Arte que usa a palavra como forma de expressão!
Fragmento do "Auto da Lusitânia", no qual se trava um interessante diálogo entre Todo o Mundo, rico mercador que procura alguma coisa perdida, e Ninguém, pobre mas cheio de sabedoria. Berzebu e Dinato são dois diabos que escutam e anotam tudo.
AUTO DA LUSITÂNIA
TODO O MUNDO E NINGUÉM - século XVI
Entra Todo o Mundo, homem como rico mercador, e faz que anda buscando alguma cousa que se lhe perdeu; e logo após ele um homem, vestido como pobre. Este se chama Ninguém, e diz:
Ninguém - Que andas tu aí buscando?
Todo o Mundo - Mil cousas ando a buscar: delas não posso achar, porém ando perfiando, por quão bom é perfiar.
Ninguém Como hás nome, cavalheiro?
Todo o Mundo Eu hei nome Todo o Mundo, e meu tempo todo inteiro sempre é buscar dinheiro, e sempre nisto me fundo.
Ninguém E eu hei nome Ninguém, E busco a consciência (Berzebu para Dinato) Esta é boa experiência! Dinato, escreve isto bem.
Dinato Que escreverei, companheiro?
Berzebu Que Ninguém busca consciência, e Todo o Mundo dinheiro. (Ninguém para Todo o Mundo)
Ninguém E agora que buscas lá?
Todo o Mundo Busco honra muito grande.
Ninguém E eu virtude, que Deus mande que tope co ela já. (Berzebu para Dinato)
Berzebu Outra adição nos acude: escreve aí, a fundo, que busca honra Todo o Mundo, e Ninguém busca virtude.
Ninguém Buscas outro mor bem quesse?
Todo o Mundo Busco mais quem me louvasse tudo quanto eu fizesse.
Ninguém E eu quem me repreendesse em cada cousa que errasse. (Berzebu para Dinato)
Berzebu Escreve mais.
Dinato Que tens sabido?
Berzebu Que quer em extremo grado Todo o Mundo ser louvado, e Ninguém ser repreendido. (Ninguém para Todo o Mundo)
Ninguém Buscas mais, amigo meu?
Todo o Mundo Busco a vida e quem ma dê.
Ninguém A vida não sei que é, a morte conheço eu. (Berzebu para Dinato)
Berzebu Escreve lá outra sorte.
Dinato Que sorte?
Berzebu Muito garrida: Todo o Mundo busca a vida, e Ninguém conhece a morte. (Todo o Mundo para Ninguém)

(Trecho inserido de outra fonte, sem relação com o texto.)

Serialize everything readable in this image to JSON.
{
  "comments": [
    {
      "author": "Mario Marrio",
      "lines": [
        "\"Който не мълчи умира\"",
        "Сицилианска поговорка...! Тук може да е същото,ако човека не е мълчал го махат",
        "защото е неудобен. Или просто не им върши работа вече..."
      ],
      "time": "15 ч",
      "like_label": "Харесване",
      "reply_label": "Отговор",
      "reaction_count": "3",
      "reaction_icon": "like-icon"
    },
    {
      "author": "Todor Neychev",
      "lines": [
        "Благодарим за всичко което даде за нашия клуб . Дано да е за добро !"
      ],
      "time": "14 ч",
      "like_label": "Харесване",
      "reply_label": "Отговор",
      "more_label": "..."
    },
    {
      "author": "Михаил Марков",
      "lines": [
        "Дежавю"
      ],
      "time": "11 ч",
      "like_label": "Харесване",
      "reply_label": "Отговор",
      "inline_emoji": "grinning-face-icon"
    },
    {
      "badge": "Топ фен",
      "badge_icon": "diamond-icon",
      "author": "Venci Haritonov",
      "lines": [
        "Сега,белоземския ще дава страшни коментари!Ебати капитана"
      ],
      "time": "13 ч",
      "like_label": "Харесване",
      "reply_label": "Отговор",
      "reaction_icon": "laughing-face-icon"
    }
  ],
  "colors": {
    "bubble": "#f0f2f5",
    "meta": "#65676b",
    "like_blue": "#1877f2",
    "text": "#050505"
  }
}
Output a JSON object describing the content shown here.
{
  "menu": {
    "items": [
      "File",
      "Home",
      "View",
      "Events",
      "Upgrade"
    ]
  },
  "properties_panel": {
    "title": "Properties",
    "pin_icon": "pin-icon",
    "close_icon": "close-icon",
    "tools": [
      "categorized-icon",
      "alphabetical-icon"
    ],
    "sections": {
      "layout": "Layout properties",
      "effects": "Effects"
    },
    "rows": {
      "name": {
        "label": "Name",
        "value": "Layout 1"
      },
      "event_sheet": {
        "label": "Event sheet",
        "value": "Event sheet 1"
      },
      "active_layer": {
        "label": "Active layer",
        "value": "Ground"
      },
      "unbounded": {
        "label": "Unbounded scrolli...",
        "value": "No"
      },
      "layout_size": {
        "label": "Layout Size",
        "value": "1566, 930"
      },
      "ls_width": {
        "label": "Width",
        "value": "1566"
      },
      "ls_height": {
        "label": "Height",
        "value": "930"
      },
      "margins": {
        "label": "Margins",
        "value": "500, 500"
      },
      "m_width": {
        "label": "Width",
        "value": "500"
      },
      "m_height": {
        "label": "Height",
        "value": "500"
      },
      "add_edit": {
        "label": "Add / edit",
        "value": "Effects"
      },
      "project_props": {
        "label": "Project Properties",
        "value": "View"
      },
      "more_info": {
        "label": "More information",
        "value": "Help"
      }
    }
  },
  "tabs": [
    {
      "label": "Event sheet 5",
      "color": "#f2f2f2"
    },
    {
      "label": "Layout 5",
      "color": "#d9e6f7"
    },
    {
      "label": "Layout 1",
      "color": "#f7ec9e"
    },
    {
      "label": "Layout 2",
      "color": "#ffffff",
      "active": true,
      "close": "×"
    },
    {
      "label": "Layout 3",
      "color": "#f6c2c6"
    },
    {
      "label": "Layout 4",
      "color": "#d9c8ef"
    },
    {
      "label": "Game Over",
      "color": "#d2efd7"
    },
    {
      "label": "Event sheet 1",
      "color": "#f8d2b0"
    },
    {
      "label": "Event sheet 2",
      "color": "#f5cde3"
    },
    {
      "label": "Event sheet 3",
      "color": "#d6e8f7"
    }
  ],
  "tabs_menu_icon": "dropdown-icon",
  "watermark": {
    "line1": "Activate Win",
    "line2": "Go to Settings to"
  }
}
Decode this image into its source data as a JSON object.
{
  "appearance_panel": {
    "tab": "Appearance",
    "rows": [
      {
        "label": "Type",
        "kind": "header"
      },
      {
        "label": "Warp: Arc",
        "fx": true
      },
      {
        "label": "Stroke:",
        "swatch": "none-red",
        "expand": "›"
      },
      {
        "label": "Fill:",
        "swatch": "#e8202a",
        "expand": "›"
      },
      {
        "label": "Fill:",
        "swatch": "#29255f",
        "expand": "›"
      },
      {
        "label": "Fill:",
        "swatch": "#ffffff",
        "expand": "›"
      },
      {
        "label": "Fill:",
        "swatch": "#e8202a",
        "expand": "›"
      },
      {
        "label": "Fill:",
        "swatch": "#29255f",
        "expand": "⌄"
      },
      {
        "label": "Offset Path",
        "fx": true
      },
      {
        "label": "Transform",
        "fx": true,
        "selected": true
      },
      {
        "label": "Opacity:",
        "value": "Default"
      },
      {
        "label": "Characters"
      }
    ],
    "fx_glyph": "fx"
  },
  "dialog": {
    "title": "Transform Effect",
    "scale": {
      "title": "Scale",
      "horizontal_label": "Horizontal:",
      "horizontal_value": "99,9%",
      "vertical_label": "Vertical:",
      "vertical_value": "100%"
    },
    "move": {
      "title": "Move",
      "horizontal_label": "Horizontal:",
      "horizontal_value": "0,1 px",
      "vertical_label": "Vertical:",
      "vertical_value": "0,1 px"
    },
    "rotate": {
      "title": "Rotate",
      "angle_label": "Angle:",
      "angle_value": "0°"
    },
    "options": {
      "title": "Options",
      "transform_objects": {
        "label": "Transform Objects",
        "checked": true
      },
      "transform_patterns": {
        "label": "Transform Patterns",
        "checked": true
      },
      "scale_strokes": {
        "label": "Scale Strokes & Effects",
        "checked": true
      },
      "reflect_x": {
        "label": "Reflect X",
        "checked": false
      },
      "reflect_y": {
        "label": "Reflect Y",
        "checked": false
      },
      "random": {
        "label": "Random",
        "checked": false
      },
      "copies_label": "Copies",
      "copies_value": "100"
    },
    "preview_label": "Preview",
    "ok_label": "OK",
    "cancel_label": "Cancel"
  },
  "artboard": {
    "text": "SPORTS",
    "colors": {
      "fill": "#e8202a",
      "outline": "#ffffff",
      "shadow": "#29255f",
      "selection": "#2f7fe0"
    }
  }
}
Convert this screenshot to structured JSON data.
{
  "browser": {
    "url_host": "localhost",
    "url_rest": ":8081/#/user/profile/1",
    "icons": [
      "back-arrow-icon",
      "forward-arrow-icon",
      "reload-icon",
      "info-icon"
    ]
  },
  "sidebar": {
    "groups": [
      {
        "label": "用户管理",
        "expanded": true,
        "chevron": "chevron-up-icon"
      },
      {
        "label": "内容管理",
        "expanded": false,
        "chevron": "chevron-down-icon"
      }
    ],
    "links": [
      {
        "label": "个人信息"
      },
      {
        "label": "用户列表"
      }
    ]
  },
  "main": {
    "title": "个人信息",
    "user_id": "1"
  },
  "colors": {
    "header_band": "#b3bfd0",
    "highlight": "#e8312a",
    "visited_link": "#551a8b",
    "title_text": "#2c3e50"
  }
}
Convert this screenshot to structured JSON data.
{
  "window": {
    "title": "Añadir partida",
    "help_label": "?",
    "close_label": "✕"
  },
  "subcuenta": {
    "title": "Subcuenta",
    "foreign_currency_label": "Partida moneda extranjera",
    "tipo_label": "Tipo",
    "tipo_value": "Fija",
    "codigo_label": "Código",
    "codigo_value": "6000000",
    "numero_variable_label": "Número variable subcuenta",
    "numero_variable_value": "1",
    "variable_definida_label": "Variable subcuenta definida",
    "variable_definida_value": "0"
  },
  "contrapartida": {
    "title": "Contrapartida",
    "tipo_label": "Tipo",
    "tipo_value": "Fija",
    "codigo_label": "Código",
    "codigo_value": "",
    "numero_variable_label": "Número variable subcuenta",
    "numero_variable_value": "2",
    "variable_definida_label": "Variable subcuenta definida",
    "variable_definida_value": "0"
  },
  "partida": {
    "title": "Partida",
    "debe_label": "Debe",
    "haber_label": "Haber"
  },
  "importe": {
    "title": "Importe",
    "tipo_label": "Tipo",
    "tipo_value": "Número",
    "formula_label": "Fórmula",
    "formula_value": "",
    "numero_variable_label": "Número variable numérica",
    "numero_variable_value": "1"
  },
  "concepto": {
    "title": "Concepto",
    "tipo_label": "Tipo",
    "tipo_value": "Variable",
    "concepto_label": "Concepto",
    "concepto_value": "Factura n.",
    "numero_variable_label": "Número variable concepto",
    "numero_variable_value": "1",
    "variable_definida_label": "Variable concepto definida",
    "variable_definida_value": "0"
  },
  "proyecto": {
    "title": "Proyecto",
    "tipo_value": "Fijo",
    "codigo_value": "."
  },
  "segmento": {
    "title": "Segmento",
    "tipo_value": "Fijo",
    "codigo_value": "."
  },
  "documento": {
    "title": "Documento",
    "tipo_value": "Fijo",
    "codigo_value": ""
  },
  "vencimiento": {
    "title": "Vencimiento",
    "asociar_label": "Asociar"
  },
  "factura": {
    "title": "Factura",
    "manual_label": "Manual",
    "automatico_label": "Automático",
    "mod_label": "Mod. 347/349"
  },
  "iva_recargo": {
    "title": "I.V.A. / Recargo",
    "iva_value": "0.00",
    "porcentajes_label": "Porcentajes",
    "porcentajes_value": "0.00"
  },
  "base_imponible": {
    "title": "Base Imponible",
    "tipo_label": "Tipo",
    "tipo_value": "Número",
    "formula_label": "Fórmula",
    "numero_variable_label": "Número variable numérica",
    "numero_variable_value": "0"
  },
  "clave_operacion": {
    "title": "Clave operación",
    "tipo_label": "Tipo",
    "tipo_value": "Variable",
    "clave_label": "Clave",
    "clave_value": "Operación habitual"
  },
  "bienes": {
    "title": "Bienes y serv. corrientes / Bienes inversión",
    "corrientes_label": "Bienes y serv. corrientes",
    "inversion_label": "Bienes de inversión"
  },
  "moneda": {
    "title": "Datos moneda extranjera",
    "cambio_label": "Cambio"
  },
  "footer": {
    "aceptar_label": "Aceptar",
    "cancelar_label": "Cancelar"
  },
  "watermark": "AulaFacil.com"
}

Todo o Mundo E mais queria o paraíso, sem mo ninguém estorvar.
Ninguém E eu ponho-me a pagar quanto devo pera isso. (Berzebu para Dinato)
Berzebu Escreve com muito aviso.
Dinato Que escreverei?
Berzebu Escreve que Todo o Mundo quer paraíso, e Ninguém paga o que deve. (Todo o Mundo para Ninguém)
Todo o Mundo Folgo muito denganar, e mentir nasceu comigo.
Ninguém Eu sempre verdade digo, sem nunca me desviar. (Berzebu para Dinato)
Berzebu Ora escreve lá, compadre, não sejas tu preguiçoso!
Dinato Quê?
Berzebu Que Todo o Mundo é mentiroso e Ninguém diz a verdade. (Ninguém para Todo o Mundo)
Ninguém Que mais buscas?
Todo o Mundo Lisonjear.
Ninguém Eu sou todo desengano. (Berzebu para Dinato)
Berzebu Escreve, anda la mano!
Dinato Que me mandas assentar?
Berzebu Põe aí mui declarado, não te fique no tinteiro: Todo o Mundo é lisonjeiro, e Ninguém desenganado.
VICENTE, Gil. Auto da Lusitânia. In:__. Teatro. Lisboa, Portugal, 1959, p.305-8.